In hindsight, telling the CEO (and my boss) of a major Fortune 500 company that his mind was as small as his penis was ill advised. Following that statement up by throwing his cup of coffee in his face was also not the best career move. Nor was storming out of his office and announcing to the whole building that he was an impotent, incompetent tool. Looking back over the morning, I can easily see what led me to career-assassination, and while I should regret it, I find myself not caring as I pack ten years of work into a shoebox.
Hastily, I throw what I can into the box and ignore the whispers in the hallway outside my office. I can feel their eyes staring at me. A few paused at my door as if they are trying to decide whether or not to approach me to offer words of wisdom or sympathy – none of which I was particularly in the mood for. Occasionally, I’d glance up and glare at the unlucky soul who decided to linger a little too long. It wasn’t their fault, but in a way I blame all of them for not having the balls to do what I just did.
Grant Edmonson, CEO of Yearly Enterprises, had it coming. He’d grabbed my ass and eyed my chest a few too many times over the last ten years. Not to mention all the times he stole ideas from those around him and used them to earn himself a plush corner office and a half million-dollar paycheck. Every last one of us thought about saying those things to him, but unlike me apparently, they all wanted to retain their employment status and as a result, wisely kept their mouths shut. Don’t get me wrong, I am in no way in a position where being unemployed is an option.

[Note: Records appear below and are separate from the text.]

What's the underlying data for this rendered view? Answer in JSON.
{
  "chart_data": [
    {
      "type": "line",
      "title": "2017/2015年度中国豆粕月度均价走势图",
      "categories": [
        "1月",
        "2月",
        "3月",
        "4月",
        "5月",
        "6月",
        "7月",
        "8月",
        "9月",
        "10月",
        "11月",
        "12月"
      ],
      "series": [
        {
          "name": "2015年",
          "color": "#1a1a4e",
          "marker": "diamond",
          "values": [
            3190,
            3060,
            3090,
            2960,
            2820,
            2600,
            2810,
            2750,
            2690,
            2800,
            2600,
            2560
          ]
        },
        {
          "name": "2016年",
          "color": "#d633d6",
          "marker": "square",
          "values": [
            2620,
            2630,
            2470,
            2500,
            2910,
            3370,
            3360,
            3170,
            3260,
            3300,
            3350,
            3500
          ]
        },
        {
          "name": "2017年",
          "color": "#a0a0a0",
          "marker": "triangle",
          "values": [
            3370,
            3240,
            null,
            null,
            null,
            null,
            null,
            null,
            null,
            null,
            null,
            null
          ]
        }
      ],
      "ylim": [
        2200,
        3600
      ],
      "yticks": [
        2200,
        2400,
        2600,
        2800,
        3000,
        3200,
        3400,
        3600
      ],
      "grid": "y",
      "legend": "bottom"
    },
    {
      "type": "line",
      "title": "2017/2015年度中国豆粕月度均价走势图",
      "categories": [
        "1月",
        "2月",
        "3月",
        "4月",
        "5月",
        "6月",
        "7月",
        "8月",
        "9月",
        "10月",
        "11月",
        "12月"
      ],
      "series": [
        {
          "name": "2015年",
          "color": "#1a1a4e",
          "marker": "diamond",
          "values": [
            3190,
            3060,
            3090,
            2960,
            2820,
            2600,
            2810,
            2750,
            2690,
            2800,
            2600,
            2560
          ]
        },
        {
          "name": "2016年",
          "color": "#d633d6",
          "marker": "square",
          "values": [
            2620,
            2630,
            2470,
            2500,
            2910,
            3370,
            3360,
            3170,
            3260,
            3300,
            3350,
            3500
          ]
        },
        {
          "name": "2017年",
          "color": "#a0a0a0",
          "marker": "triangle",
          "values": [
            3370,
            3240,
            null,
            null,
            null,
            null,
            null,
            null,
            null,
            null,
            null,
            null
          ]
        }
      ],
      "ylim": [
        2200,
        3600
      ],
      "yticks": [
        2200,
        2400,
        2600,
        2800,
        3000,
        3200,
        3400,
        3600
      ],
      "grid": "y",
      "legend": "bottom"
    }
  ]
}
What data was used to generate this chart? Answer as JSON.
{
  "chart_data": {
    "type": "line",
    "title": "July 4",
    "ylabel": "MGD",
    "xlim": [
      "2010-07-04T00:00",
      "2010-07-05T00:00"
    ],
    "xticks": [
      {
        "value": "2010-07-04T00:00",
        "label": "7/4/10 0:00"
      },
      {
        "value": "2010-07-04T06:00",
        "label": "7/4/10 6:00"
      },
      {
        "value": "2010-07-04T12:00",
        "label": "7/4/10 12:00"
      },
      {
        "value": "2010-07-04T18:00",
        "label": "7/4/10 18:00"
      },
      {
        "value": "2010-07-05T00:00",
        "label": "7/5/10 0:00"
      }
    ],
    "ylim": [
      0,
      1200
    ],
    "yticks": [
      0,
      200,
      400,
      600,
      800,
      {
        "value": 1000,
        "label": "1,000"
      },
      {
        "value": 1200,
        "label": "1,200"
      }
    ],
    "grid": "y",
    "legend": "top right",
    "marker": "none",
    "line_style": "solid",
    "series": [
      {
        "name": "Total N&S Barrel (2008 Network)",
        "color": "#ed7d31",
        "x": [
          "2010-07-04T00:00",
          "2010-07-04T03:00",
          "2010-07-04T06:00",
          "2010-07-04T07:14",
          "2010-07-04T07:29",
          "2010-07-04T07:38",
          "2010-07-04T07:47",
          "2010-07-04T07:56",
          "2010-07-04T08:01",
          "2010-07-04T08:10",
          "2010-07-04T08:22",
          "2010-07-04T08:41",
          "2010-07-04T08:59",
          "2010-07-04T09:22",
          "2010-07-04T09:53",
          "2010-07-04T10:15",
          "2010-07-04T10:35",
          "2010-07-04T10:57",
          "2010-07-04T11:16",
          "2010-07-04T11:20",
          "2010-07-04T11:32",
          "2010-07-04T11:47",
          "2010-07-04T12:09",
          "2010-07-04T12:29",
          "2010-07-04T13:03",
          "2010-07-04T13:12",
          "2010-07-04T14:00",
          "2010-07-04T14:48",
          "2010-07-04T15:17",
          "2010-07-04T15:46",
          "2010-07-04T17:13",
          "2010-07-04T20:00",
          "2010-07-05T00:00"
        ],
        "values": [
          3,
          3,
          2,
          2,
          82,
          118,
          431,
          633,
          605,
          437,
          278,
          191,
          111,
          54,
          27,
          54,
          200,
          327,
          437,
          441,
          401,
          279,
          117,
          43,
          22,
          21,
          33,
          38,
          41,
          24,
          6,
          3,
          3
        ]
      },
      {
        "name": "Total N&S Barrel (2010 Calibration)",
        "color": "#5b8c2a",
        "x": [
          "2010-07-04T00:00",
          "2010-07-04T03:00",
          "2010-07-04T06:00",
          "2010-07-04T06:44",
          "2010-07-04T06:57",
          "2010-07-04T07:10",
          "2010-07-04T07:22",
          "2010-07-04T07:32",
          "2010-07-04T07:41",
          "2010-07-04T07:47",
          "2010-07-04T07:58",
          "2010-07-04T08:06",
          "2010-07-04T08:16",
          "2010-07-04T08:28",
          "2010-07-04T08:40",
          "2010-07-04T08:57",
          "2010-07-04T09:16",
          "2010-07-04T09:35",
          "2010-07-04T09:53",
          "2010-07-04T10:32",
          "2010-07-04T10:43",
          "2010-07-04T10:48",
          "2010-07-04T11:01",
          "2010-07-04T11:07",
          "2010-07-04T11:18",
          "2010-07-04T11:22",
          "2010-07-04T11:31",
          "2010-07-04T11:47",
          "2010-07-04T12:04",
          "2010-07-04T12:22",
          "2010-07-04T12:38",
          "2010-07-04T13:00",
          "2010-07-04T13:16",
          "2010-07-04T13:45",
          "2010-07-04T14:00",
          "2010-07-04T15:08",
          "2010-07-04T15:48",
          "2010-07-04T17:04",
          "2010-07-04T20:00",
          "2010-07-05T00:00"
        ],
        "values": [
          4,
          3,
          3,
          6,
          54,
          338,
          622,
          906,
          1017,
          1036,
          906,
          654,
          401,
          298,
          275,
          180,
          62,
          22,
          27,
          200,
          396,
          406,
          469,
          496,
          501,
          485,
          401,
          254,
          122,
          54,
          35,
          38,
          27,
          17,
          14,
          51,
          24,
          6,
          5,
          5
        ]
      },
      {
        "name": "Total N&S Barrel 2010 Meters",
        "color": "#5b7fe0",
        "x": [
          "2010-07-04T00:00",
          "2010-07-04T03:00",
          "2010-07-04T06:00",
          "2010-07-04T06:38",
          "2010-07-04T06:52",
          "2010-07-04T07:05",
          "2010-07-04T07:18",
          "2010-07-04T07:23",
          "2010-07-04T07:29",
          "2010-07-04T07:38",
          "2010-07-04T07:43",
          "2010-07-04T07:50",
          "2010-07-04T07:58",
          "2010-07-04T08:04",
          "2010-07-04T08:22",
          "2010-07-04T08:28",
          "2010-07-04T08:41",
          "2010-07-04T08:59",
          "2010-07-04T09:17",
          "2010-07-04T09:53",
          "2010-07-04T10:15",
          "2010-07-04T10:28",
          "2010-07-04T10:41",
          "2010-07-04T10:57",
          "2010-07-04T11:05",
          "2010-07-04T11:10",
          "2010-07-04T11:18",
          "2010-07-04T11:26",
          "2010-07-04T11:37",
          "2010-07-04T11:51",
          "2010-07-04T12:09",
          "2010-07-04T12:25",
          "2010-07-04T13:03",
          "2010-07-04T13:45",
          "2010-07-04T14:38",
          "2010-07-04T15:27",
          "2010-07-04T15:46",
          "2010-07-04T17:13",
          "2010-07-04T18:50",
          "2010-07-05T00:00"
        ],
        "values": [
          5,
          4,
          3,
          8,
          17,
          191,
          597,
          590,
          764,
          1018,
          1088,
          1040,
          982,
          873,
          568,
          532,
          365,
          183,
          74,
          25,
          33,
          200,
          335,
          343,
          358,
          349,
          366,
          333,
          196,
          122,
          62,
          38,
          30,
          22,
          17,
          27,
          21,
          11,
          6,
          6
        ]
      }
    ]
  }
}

Maybe I shouldn’t have skipped my morning latte, or maybe I just finally snapped under the abuse and pressure. Whatever the reason, I was trying to remind myself that all things happen for a reason and I would be just fine. Sure the economy was in the toilet, but I’d saved a decent nest egg that should carry me into my next opportunity. Of course, I had no idea that Grant was currently in his office calling every firm in the state of Tennessee and blacklisting me. Again, in hindsight, I should have expected this.
With my shoebox full of a decade of office hording under one arm and my hand bag in the other, I nodded to no one in particular and lifted my head. If I was going to do the career walk of shame, I might as well do it with my head held high. As I made my way down the (what felt like) mile-long hallway to the elevator, I avoid eye contact. My pride may be intact, but my dignity was still a little bruised.
For most of my adult life, Yearly Enterprises has been my home. From the tiny cubicle my assistant now sits in to the almost-corner office I’d just left, this place was where I’d honed my skills and made a reputation for myself. I’d met my husband in the elevator after getting trapped in it with him on my first day. My group of girlfriends had all passed through these doors at one point or another and some of my closest friends still work here. Today, I could feel their eyes on me, but rather than make a joke or ask how the family was, I just made my way to the elevator.
I pressed the down button for the last time and patiently waited for the doors to open. When they did, I was greeted by the mirrored walls that had been my signal that my day was both beginning and ending. I fought back the tears I’d managed to avoid all morning and drew in a deep breath as I turned back to the office. I lifted me head and met the faces of my co-workers. They were gathered in a group just outside the elevators. I smiled and waved.
And then I shouted, “DAMN THE MAN!” and threw my fist in the air, dropping my shoebox. As the doors closed, I heard laughter and applause. At least they didn’t see the tear that finally escaped. Their last image of me would be of a strong, independent and defiant woman.